The Supreme Court of Alabama emphasized that the mere presence of a defendant in an automobile containing contraband is not sufficient in itself to support a conviction for possession of controlled substances. The State must introduce additional evidence from which possession and knowledge could be inferred.

In that case, the State relied on the testimony of a witness who thought he had seen appellant earlier in the evening of the arrest with a bag similar to the one in which the controlled substances had been found. He said, however, that he could not be sure because the lighting was too poor. The court held that, even taken together, mere proximity (the bag being found under the seat in which she was sitting) and the testimony of the State's witness did not provide a sufficient link between appellant and the contraband.

In the case sub judice, appellant did not own the vehicle nor was he a frequent passenger in the vehicle. The vial that was found was small, about the size of a person's finger. The vehicle in question was a police car used to transport criminals on a daily basis. The possibility is very great that the officer overlooked the vial during his initial search and that another of the many criminals transported in the vehicle dropped it there. The link in this case is even weaker than that in Story, supra, because the State has only proximity to rely on.

Appellant was frisked before being put in the vehicle, without drugs being found, and the officer never saw appellant with any drugs; there is no connection between appellant and the vial except proximity. On this ground alone, the judgment of the lower court is due to be reversed.

Even assuming the test set forth in the case of Story, supra, was met, the trial court committed reversible error in failing to charge the jury on the element of knowledge. Appellant requested charge number 6, which reads as follows:

"You are instructed that knowledge of the presence of narcotics is an indispensible element of the crime of possession of narcotics.

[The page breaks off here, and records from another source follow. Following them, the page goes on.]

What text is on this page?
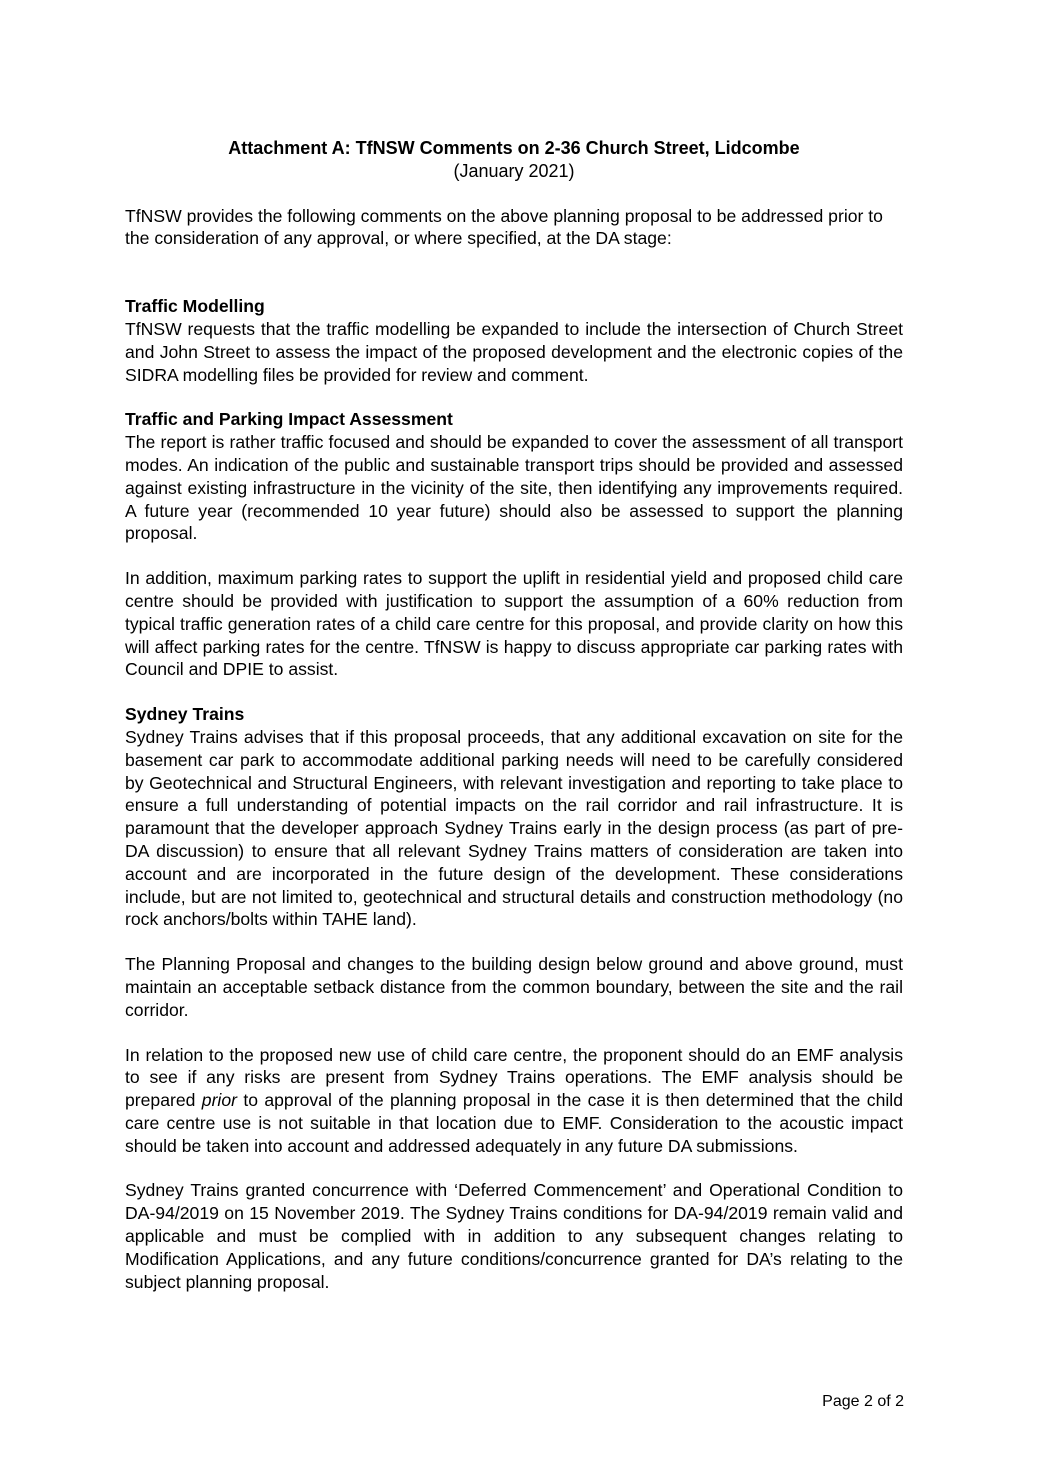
Attachment A: TfNSW Comments on 2-36 Church Street, Lidcombe
(January 2021)

TfNSW provides the following comments on the above planning proposal to be addressed prior to the consideration of any approval, or where specified, at the DA stage:

Traffic Modelling

TfNSW requests that the traffic modelling be expanded to include the intersection of Church Street and John Street to assess the impact of the proposed development and the electronic copies of the SIDRA modelling files be provided for review and comment.

Traffic and Parking Impact Assessment

The report is rather traffic focused and should be expanded to cover the assessment of all transport modes. An indication of the public and sustainable transport trips should be provided and assessed against existing infrastructure in the vicinity of the site, then identifying any improvements required. A future year (recommended 10 year future) should also be assessed to support the planning proposal.

In addition, maximum parking rates to support the uplift in residential yield and proposed child care centre should be provided with justification to support the assumption of a 60% reduction from typical traffic generation rates of a child care centre for this proposal, and provide clarity on how this will affect parking rates for the centre. TfNSW is happy to discuss appropriate car parking rates with Council and DPIE to assist.

Sydney Trains

Sydney Trains advises that if this proposal proceeds, that any additional excavation on site for the basement car park to accommodate additional parking needs will need to be carefully considered by Geotechnical and Structural Engineers, with relevant investigation and reporting to take place to ensure a full understanding of potential impacts on the rail corridor and rail infrastructure. It is paramount that the developer approach Sydney Trains early in the design process (as part of pre-DA discussion) to ensure that all relevant Sydney Trains matters of consideration are taken into account and are incorporated in the future design of the development. These considerations include, but are not limited to, geotechnical and structural details and construction methodology (no rock anchors/bolts within TAHE land).

The Planning Proposal and changes to the building design below ground and above ground, must maintain an acceptable setback distance from the common boundary, between the site and the rail corridor.

In relation to the proposed new use of child care centre, the proponent should do an EMF analysis to see if any risks are present from Sydney Trains operations. The EMF analysis should be prepared prior to approval of the planning proposal in the case it is then determined that the child care centre use is not suitable in that location due to EMF. Consideration to the acoustic impact should be taken into account and addressed adequately in any future DA submissions.

Sydney Trains granted concurrence with ‘Deferred Commencement’ and Operational Condition to DA-94/2019 on 15 November 2019. The Sydney Trains conditions for DA-94/2019 remain valid and applicable and must be complied with in addition to any subsequent changes relating to Modification Applications, and any future conditions/concurrence granted for DA’s relating to the subject planning proposal.

Page 2 of 2
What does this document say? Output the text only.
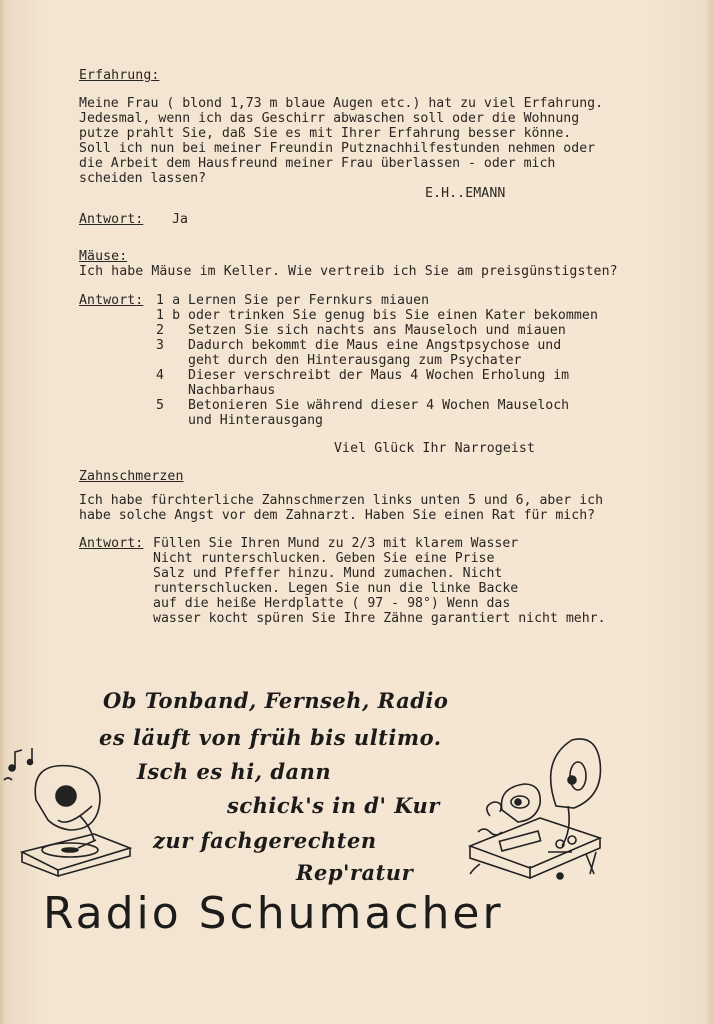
Erfahrung:
Meine Frau ( blond 1,73 m blaue Augen etc.) hat zu viel Erfahrung.
Jedesmal, wenn ich das Geschirr abwaschen soll oder die Wohnung
putze prahlt Sie, daß Sie es mit Ihrer Erfahrung besser könne.
Soll ich nun bei meiner Freundin Putznachhilfestunden nehmen oder
die Arbeit dem Hausfreund meiner Frau überlassen - oder mich
scheiden lassen?
E.H..EMANN
Antwort: Ja
Mäuse:
Ich habe Mäuse im Keller. Wie vertreib ich Sie am preisgünstigsten?
Antwort: 1 a Lernen Sie per Fernkurs miauen
1 b oder trinken Sie genug bis Sie einen Kater bekommen
2 Setzen Sie sich nachts ans Mauseloch und miauen
3 Dadurch bekommt die Maus eine Angstpsychose und
geht durch den Hinterausgang zum Psychater
4 Dieser verschreibt der Maus 4 Wochen Erholung im
Nachbarhaus
5 Betonieren Sie während dieser 4 Wochen Mauseloch
und Hinterausgang
Viel Glück Ihr Narrogeist
Zahnschmerzen
Ich habe fürchterliche Zahnschmerzen links unten 5 und 6, aber ich
habe solche Angst vor dem Zahnarzt. Haben Sie einen Rat für mich?
Antwort: Füllen Sie Ihren Mund zu 2/3 mit klarem Wasser
Nicht runterschlucken. Geben Sie eine Prise
Salz und Pfeffer hinzu. Mund zumachen. Nicht
runterschlucken. Legen Sie nun die linke Backe
auf die heiße Herdplatte ( 97 - 98°) Wenn das
wasser kocht spüren Sie Ihre Zähne garantiert nicht mehr.
Ob Tonband, Fernseh, Radio
es läuft von früh bis ultimo.
Isch es hi, dann
schick's in d' Kur
zur fachgerechten
Rep'ratur
Radio Schumacher
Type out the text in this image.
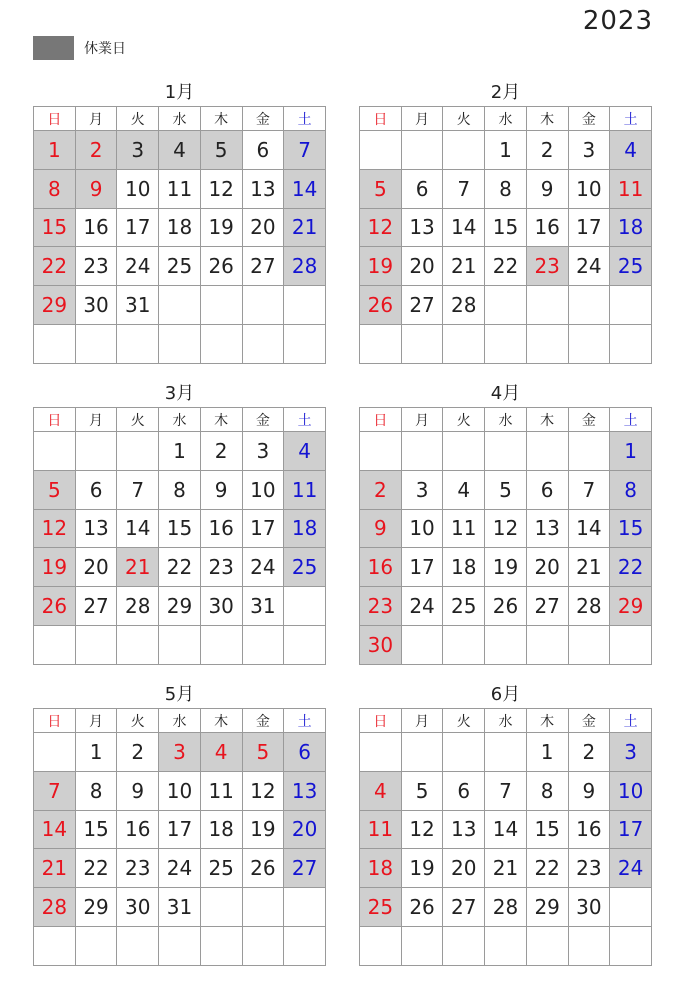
2023
休業日
1月
日	月	火	水	木	金	土
1	2	3	4	5	6	7
8	9	10	11	12	13	14
15	16	17	18	19	20	21
22	23	24	25	26	27	28
29	30	31				

2月
日	月	火	水	木	金	土
			1	2	3	4
5	6	7	8	9	10	11
12	13	14	15	16	17	18
19	20	21	22	23	24	25
26	27	28				

3月
日	月	火	水	木	金	土
			1	2	3	4
5	6	7	8	9	10	11
12	13	14	15	16	17	18
19	20	21	22	23	24	25
26	27	28	29	30	31	

4月
日	月	火	水	木	金	土
						1
2	3	4	5	6	7	8
9	10	11	12	13	14	15
16	17	18	19	20	21	22
23	24	25	26	27	28	29
30						
5月
日	月	火	水	木	金	土
	1	2	3	4	5	6
7	8	9	10	11	12	13
14	15	16	17	18	19	20
21	22	23	24	25	26	27
28	29	30	31			

6月
日	月	火	水	木	金	土
				1	2	3
4	5	6	7	8	9	10
11	12	13	14	15	16	17
18	19	20	21	22	23	24
25	26	27	28	29	30	
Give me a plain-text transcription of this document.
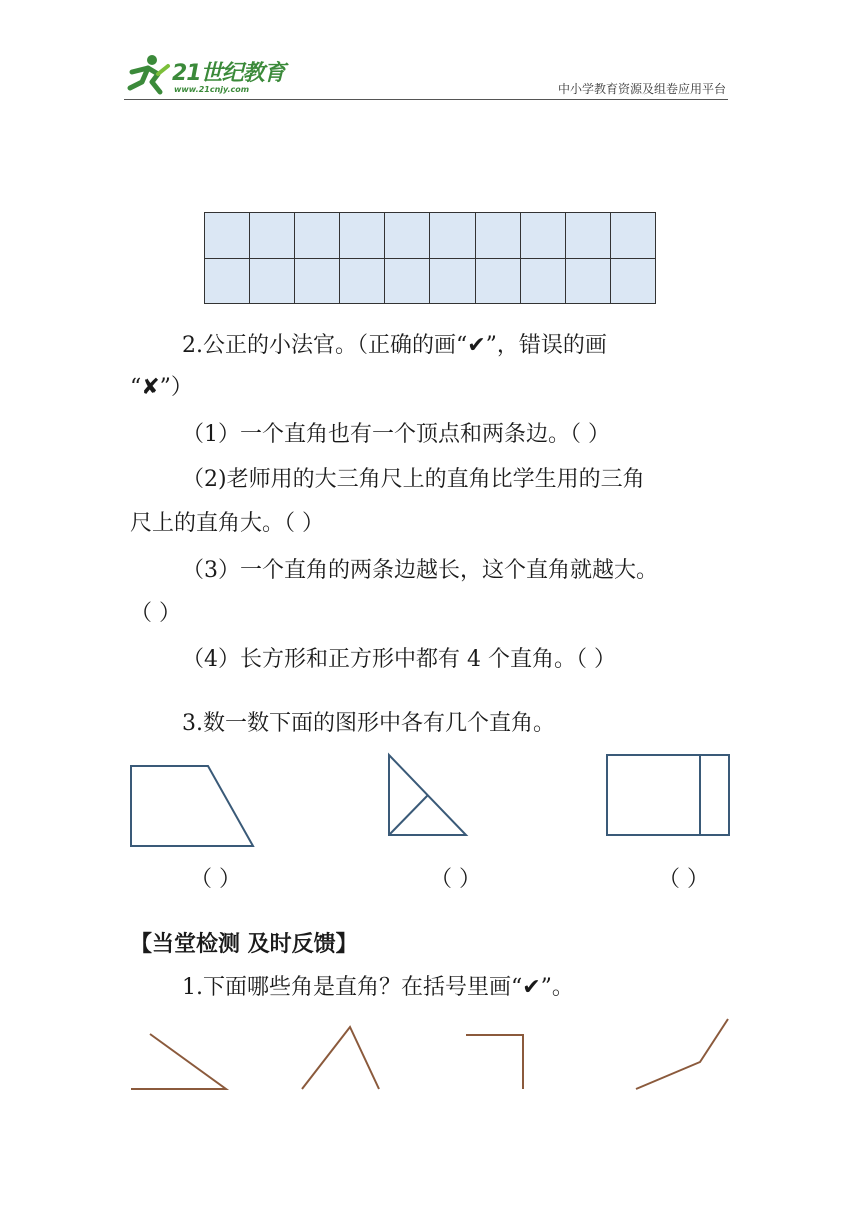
21世纪教育
www.21cnjy.com	中小学教育资源及组卷应用平台

2.公正的小法官。（正确的画“✔”，错误的画
“✘”）
（1）一个直角也有一个顶点和两条边。（ ）
（2)老师用的大三角尺上的直角比学生用的三角
尺上的直角大。（ ）
（3）一个直角的两条边越长，这个直角就越大。
（ ）
（4）长方形和正方形中都有 4 个直角。（ ）
3.数一数下面的图形中各有几个直角。
（ ）	（ ）	（ ）
【当堂检测 及时反馈】
1.下面哪些角是直角？在括号里画“✔”。
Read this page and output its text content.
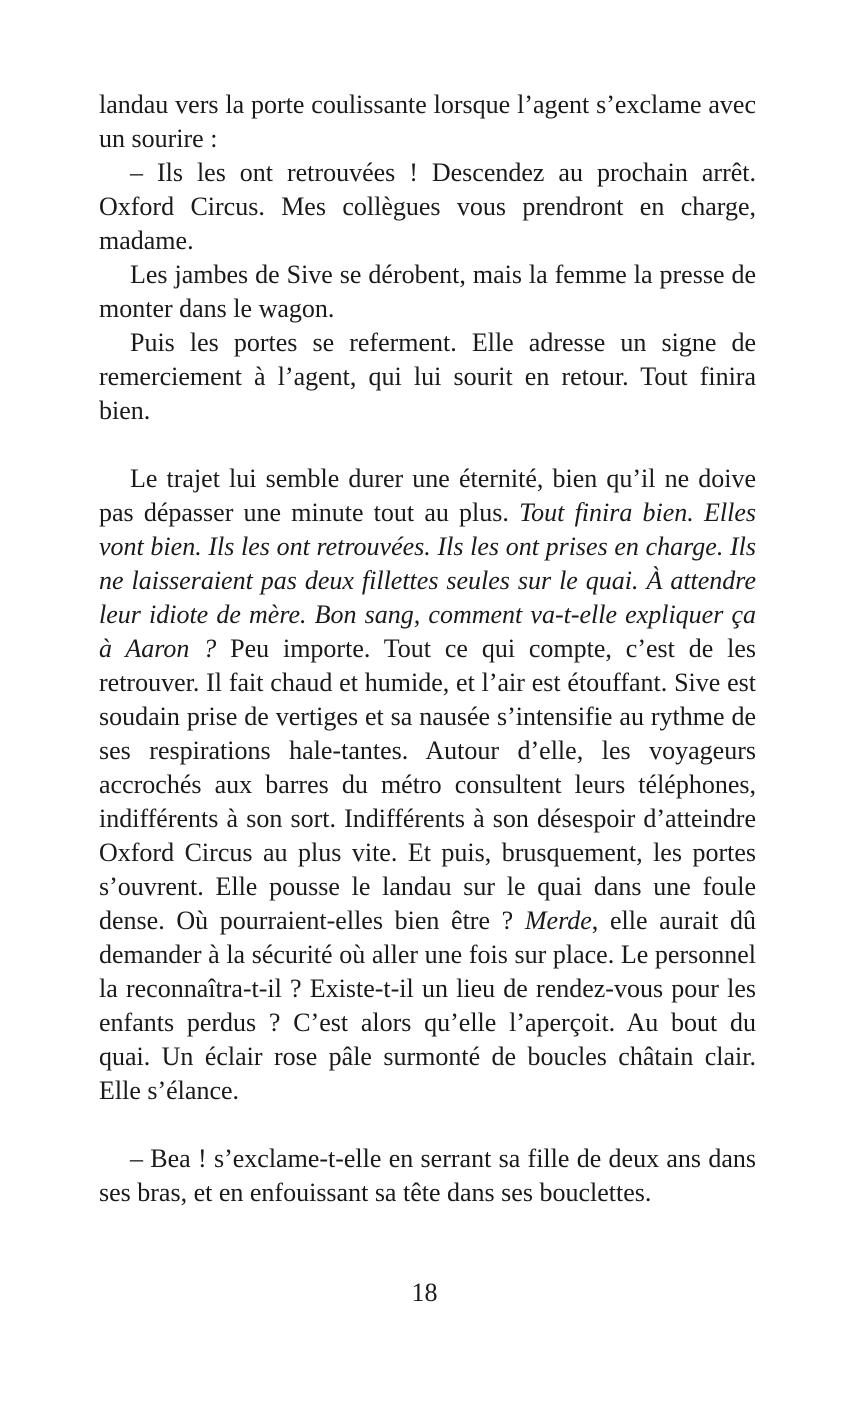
landau vers la porte coulissante lorsque l’agent s’exclame avec un sourire :

– Ils les ont retrouvées ! Descendez au prochain arrêt. Oxford Circus. Mes collègues vous prendront en charge, madame.

Les jambes de Sive se dérobent, mais la femme la presse de monter dans le wagon.

Puis les portes se referment. Elle adresse un signe de remerciement à l’agent, qui lui sourit en retour. Tout finira bien.

Le trajet lui semble durer une éternité, bien qu’il ne doive pas dépasser une minute tout au plus. Tout finira bien. Elles vont bien. Ils les ont retrouvées. Ils les ont prises en charge. Ils ne laisseraient pas deux fillettes seules sur le quai. À attendre leur idiote de mère. Bon sang, comment va-t-elle expliquer ça à Aaron ? Peu importe. Tout ce qui compte, c’est de les retrouver. Il fait chaud et humide, et l’air est étouffant. Sive est soudain prise de vertiges et sa nausée s’intensifie au rythme de ses respirations hale-tantes. Autour d’elle, les voyageurs accrochés aux barres du métro consultent leurs téléphones, indifférents à son sort. Indifférents à son désespoir d’atteindre Oxford Circus au plus vite. Et puis, brusquement, les portes s’ouvrent. Elle pousse le landau sur le quai dans une foule dense. Où pourraient-elles bien être ? Merde, elle aurait dû demander à la sécurité où aller une fois sur place. Le personnel la reconnaîtra-t-il ? Existe-t-il un lieu de rendez-vous pour les enfants perdus ? C’est alors qu’elle l’aperçoit. Au bout du quai. Un éclair rose pâle surmonté de boucles châtain clair. Elle s’élance.

– Bea ! s’exclame-t-elle en serrant sa fille de deux ans dans ses bras, et en enfouissant sa tête dans ses bouclettes.

18
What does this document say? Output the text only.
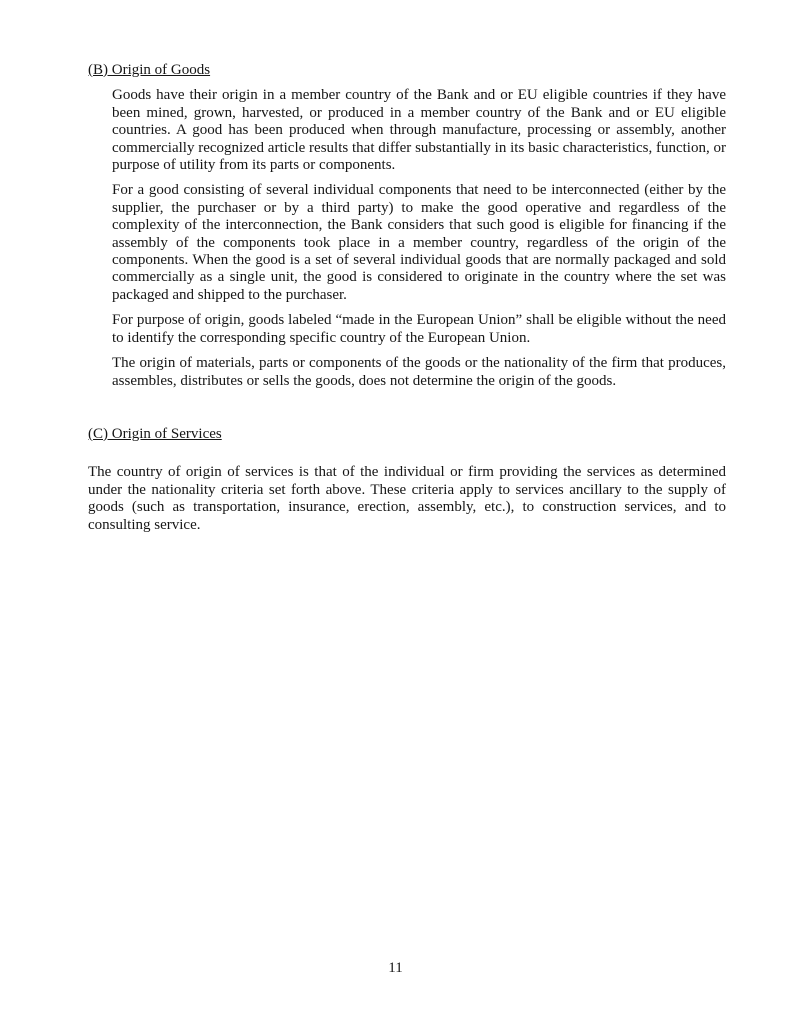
(B) Origin of Goods

Goods have their origin in a member country of the Bank and or EU eligible countries if they have been mined, grown, harvested, or produced in a member country of the Bank and or EU eligible countries. A good has been produced when through manufacture, processing or assembly, another commercially recognized article results that differ substantially in its basic characteristics, function, or purpose of utility from its parts or components.

For a good consisting of several individual components that need to be interconnected (either by the supplier, the purchaser or by a third party) to make the good operative and regardless of the complexity of the interconnection, the Bank considers that such good is eligible for financing if the assembly of the components took place in a member country, regardless of the origin of the components. When the good is a set of several individual goods that are normally packaged and sold commercially as a single unit, the good is considered to originate in the country where the set was packaged and shipped to the purchaser.

For purpose of origin, goods labeled “made in the European Union” shall be eligible without the need to identify the corresponding specific country of the European Union.

The origin of materials, parts or components of the goods or the nationality of the firm that produces, assembles, distributes or sells the goods, does not determine the origin of the goods.

(C) Origin of Services

The country of origin of services is that of the individual or firm providing the services as determined under the nationality criteria set forth above. These criteria apply to services ancillary to the supply of goods (such as transportation, insurance, erection, assembly, etc.), to construction services, and to consulting service.

11
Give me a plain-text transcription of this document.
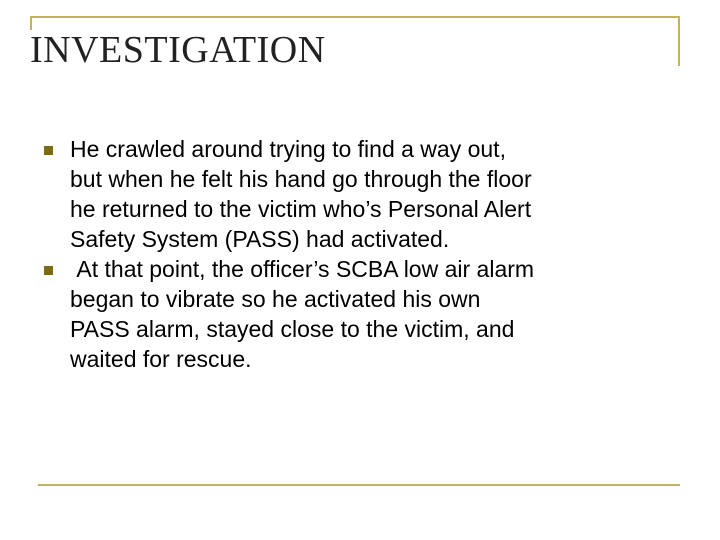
INVESTIGATION
He crawled around trying to find a way out,
but when he felt his hand go through the floor
he returned to the victim who’s Personal Alert
Safety System (PASS) had activated.
At that point, the officer’s SCBA low air alarm
began to vibrate so he activated his own
PASS alarm, stayed close to the victim, and
waited for rescue.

The prosecution has the burden of establishing such knowledge by proof which satisfies you in convincing manner, beyond reasonable doubt."

If the trial court, in its oral charge, substantially covers a written request, even if the request is a correct statement of the law, refusal of the request is not error. A.R.Crim.P.Temp. 14.

The oral charge in this case, in pertinent part, reads as follows:

"What must the State prove beyond a reasonable doubt and to a moral certainty? They must prove, number one, that the substance in question was in fact as it states in this indictment, cocaine. Two, they must prove beyond a reasonable doubt and to a moral certainty that Richard Isador Johnson either had actual possession of the drug or, two, constructive possession of the drug. It is not necessary that the State prove beyond a reasonable doubt and to a moral certainty that the Defendant had actual possession of any drug. It is necessary for the State to prove beyond a reasonable doubt and to a moral certainty that he either had actual or constructive possession of the drug, consistent with the indictment in this case."

*894 The trial judge did not cover the element of knowledge in his oral charge and, therefore, refusal of appellant's written request on this element was error. See McHellen v. State, 351 So.2d 689 (Ala.Cr.App.1977).

It is the opinion of this court that the order of the lower court is due to be reversed and this cause remanded.

REVERSED AND REMANDED.

TYSON, HARRIS, SAM TAYLOR, JJ., concur.

BOWEN, P.J., concurs in result only.

BOWEN, Presiding Judge, concurring in result only.

I concur in the reversal of this cause because the trial judge refused to instruct the jury on the element of the defendant's knowledge of the presence of the drugs.

I do not think that the evidence was so insufficient that a reversal is required on that ground. Story v. State, 435 So.2d 1360 (Ala.Cr.App.1982) reversed, 435 So.2d 1365 (Ala.1983), is clearly factually distinguishable. A jury question was presented and this Court should not usurp that function. Dolvin v. State, 391 So.2d 133 (Ala. 1979).